Member of Parliament for Labelle electoral district
- In office November 1970 – July 1984
- Preceded by: Léo Cadieux
- Succeeded by: Fernand Ladouceur

Personal details
- Born: 13 September 1923 Saint-Jérôme, Quebec, Canada
- Died: 31 December 2009 (aged 86) Ottawa, Ontario, Canada
- Party: Liberal
- Profession: businessman, insurance broker

= Maurice Dupras =

Canadian politician

Maurice Dupras (13 September 1923 - 31 December 2009) was a Liberal party member of the House of Commons of Canada. He was a businessman and insurance broker by career.

Dupras was born in Saint-Jérôme, Quebec. He served in World War II with the Royal Canadian Air Force from 1942 to 1945.
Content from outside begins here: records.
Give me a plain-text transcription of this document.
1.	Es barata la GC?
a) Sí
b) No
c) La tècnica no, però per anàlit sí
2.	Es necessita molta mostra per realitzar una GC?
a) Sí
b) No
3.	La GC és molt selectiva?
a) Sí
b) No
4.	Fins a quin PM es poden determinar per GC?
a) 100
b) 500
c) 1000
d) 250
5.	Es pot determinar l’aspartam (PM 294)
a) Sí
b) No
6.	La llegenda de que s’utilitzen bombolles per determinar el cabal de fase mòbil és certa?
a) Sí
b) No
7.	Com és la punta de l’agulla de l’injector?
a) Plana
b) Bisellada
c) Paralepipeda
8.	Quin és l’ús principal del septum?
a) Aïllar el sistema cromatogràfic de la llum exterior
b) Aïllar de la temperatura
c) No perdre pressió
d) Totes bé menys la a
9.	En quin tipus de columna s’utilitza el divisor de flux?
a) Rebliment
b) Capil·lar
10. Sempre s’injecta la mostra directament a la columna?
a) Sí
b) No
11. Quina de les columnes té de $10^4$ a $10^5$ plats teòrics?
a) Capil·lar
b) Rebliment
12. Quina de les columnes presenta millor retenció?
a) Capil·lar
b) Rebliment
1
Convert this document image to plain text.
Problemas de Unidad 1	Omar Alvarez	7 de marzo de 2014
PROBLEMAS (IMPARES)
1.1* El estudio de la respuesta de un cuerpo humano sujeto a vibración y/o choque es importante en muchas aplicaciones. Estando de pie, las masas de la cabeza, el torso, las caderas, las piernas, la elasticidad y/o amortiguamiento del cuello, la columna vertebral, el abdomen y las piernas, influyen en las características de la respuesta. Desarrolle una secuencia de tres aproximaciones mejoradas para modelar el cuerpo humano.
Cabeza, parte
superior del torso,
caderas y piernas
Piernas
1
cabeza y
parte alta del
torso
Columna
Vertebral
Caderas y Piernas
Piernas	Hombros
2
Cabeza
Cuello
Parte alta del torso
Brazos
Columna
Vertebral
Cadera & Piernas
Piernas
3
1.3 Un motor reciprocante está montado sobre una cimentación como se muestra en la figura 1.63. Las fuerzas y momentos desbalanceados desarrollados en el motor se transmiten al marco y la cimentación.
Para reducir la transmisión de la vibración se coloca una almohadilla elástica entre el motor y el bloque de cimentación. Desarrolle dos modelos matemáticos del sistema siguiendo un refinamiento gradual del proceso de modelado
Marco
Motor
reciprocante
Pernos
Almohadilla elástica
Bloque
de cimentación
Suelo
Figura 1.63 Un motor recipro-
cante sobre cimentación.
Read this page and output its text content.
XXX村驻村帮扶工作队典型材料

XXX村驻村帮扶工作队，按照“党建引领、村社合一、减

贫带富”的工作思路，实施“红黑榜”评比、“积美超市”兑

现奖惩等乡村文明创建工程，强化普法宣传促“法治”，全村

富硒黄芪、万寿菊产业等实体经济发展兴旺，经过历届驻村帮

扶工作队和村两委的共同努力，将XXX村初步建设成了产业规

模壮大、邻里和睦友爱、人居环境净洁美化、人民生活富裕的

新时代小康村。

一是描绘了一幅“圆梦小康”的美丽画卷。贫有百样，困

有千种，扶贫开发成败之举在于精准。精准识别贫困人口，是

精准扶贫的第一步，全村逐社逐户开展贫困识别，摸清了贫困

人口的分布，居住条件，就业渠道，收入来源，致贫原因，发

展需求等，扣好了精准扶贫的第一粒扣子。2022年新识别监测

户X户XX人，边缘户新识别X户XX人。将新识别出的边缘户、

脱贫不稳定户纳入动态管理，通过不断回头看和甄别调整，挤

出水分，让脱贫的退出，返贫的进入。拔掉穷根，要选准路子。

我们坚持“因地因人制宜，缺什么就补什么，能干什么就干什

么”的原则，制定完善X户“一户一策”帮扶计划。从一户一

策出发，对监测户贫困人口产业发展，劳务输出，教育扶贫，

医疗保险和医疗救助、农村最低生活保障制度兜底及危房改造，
He won election at the Labelle electoral district in a November 1970 by-election and was re-elected there in the 1972, 1974, 1979 and 1980 federal elections. His service in the House of Commons thus began in the latter part of the 28th Parliament.

In July 1984, near the end of the 32nd Canadian Parliament, he was appointed Consul General at Bordeaux, France but was dismissed when the Conservative administration under Brian Mulroney was elected to power later that year. Dupras filed a lawsuit in response to his dismissal which concluded with an out-of-court settlement.

Dupras died in Ottawa on 31 December 2009, age 86.